International Bulletin - August 1999
Vietnam in Transition: The Canaries of Saigon
The canaries of Saigon peep feebly throughout most of the year, but during the three hottest months, March, April and May, the song these small, exquisite birds sing is a silent scream, warning that danger--and possibly death--is on the way.
The danger is real and insidious, because it is disguised.
Even today, schoolchildren the world over know that canaries used to be carried into the deepest pits of American coal mines to warn miners with their song when the lethal gases--released after shiny walls of ebony were dynamited to retrieve their precious nuggets--would begin to seep into the tunnels where the miners labored.
In Saigon, an exotically beautiful but dangerous city, the canaries wear many disguises. In this throbbing metropolis whose vibrancy and beauty mask a serious potential threat to human life from elevated levels of air pollution, the canaries sing their warning song exquisitely. They are the men and women of Ho Chi Minh City - Saigon, whose brilliant feathers disguise a haunting fear of future trouble and whose innocent melodies seduce, most beguilingly, just before they die.
Saigon, renamed Ho Chi Minh City in 1975 to honor the revolutionary hero who led Vietnam to independence, is a city in transition, vibrant, dynamic and brimming with art, music and high fashion.
Tragically, it is also a city, like many in developing countries, whose astronomical air pollution levels are generated by cheap leaded gasoline--in emerging nations the fuel of transportation and commerce so essential to inclusion in the free market economies of a global society.
Gasoline is a liquid distilled from petroleum which is a mineral oil found underground and refined for use as a fuel (gasoline or kerosene).
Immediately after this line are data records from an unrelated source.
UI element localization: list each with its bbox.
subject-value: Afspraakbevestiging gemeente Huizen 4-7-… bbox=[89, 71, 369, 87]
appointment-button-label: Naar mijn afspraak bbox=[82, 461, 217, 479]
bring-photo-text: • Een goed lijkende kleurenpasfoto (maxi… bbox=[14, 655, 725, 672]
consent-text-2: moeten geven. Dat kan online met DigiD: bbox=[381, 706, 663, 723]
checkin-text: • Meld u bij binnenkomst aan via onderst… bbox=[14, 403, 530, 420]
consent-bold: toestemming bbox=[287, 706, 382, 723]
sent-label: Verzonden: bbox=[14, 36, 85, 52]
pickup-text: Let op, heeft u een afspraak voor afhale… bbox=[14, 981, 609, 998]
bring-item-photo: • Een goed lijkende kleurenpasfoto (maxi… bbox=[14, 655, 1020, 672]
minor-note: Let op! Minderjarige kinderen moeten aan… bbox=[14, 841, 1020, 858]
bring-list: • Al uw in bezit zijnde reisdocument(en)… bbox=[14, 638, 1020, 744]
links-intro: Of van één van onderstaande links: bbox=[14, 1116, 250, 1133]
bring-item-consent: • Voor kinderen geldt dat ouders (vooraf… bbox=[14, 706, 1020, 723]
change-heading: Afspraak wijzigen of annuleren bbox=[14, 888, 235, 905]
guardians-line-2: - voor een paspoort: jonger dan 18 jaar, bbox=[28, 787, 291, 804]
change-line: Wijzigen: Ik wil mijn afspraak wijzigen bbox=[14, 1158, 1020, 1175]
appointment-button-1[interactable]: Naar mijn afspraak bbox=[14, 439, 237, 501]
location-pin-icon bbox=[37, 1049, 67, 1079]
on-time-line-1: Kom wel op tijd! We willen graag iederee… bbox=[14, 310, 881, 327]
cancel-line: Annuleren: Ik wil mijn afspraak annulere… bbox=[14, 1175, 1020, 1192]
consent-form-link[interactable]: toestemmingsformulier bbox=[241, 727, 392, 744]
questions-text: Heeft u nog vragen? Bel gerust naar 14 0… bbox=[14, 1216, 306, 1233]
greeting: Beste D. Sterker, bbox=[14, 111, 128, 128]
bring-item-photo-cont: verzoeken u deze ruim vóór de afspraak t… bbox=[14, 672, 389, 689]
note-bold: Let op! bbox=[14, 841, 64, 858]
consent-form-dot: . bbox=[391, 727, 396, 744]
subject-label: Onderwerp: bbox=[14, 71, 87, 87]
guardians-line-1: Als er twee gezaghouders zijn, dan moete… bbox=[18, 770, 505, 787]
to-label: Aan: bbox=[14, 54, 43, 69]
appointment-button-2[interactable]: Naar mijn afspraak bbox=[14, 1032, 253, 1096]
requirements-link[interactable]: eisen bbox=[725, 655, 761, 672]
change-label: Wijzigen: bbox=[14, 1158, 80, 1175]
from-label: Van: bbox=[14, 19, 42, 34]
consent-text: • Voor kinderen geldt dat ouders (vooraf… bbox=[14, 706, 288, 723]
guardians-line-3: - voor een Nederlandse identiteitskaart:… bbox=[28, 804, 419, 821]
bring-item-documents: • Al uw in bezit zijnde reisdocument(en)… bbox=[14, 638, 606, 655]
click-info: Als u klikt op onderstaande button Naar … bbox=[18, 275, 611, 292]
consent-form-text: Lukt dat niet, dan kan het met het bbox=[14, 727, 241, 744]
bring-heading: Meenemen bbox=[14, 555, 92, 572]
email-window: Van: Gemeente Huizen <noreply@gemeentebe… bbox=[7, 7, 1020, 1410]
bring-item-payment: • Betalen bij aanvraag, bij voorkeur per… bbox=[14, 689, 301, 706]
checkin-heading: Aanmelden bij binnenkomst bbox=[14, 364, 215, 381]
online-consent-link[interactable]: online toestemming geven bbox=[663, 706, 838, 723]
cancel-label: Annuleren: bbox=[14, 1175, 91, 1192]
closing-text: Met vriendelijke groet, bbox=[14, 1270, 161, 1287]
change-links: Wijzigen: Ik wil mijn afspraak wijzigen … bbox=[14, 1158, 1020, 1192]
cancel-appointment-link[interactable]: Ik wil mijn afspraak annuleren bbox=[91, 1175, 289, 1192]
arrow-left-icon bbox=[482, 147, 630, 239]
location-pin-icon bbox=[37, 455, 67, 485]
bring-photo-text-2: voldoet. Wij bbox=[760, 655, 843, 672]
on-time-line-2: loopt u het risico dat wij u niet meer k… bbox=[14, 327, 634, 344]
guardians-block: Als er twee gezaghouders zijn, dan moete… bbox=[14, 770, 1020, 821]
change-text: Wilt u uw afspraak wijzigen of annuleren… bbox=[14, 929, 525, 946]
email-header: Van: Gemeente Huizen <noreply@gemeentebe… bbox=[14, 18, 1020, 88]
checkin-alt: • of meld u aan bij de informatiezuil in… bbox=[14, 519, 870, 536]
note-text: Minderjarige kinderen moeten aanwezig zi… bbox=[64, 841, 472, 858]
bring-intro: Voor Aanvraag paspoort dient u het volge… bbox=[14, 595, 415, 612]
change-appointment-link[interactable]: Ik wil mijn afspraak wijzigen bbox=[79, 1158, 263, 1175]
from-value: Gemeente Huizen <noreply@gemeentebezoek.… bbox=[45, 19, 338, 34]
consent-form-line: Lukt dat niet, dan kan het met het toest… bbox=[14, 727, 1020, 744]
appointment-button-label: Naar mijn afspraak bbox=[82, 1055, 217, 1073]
Another fuel, bituminous coal, burns with a smoky flame, contains a black sticky substance called bitumen, obtained from petroleum, and is commonly used for covering roads.
The petroleum used in the developed nations of the world is refined for use as a safe fuel by removing, among other chemicals, the metallic element, lead. Unrefined gasoline costs less to produce because the expensive process of removing lead and other chemicals is eliminated.
Today, leaded gasoline used in motor vehicles is found primarily in developing nations. While the more affluent countries of the world ban it in favor of the more expensive but safer unleaded gas, poorer nations, presumably cannot afford such luxuries.
Unrefined petroleum, or leaded gasoline, gives off a number of toxic gases and acids when burned, including carbon dioxide, carbon monoxide, hydrogen sulfide and sulfuric acid. When suffused in the air we breathe, these fuels carry the seeds of a litany of human illnesses, including asthma, bronchitis, emphysema and lung cancer, as well as cardiovascular diseases and mental retardation.
Ultimately, under specific climatic conditions, the exhaust from engines generated by unrefined gasoline can contribute to death in humans exposed to high levels of lead, carbon monoxide and other toxic chemicals that pervade the air and filter gently but insidiously into the life-giving water that sustains human existence on earth.
This is why the more affluent nations of the world have banned leaded gasoline as a fuel for motor vehicles and bituminous coal for use in heavy industry and home heating because both are obtained from unrefined petroleum that contains lead.
In Ho Chi Minh City, however, and throughout the developing nations of the world, lead in significant quantities is emitted every day into the atmosphere from the exhaust of millions of motor vehicles that jam the streets. In Ho Chi Minh-Saigon, a city of seven million people, the vehicle of choice is the motorcycle, less expensive than most cars and faster than the bicycle or "cyclo", a reincarnation of the ancient rickshaw, with which it does battle in a daily war for turf on the crowded streets of Saigon.
During the three warmest months of the year in Ho Chi Minh City, in tropical South Vietnam, the heat and humidity act much like an enveloping shield or "greenhouse effect", trapping the noxious fumes from motorcycles and other vehicles at street levels where the cyclists ride unprotected, inhaling the concentrated toxicity that fills the air.
In the West, and particularly in the United States, where similar problems or industrial pollution have been significantly ameliorated in recent years, the fifty-first anniversary of the worst recorded industrial air pollution accident in history will occur this fall, on Halloween night, October 31st.
On the same date in October, in 1948, a disaster occurred in Donora, Pennsylvania, which killed twenty people and left hundreds seriously injured and dying.
In vivid description of the event, Chris Bryson, a New York based investigative reporter and co-author with Joel Griffiths of "Fluoride and the A-Bomb" (Winter 97-98 Earth Island Journal), wrote:
"Horror visited the US Steel company town of Donora on Halloween night, 1948, when a temperature inversion descended on the town. Fumes from the US Steel smelting plants blanketed the town for four days, and crept murderously into the citizens, homes.
If the smog had lasted another evening, the 'casualty list would have been 1,000 instead of 20,' said local doctor William Rongaus at the time. Later investigations by Rongaus and others indicated that one-third of the town's 1,000 residents were evacuated or hospitalized. A decade later, Donora's mortality rate remained significantly higher than neighboring areas."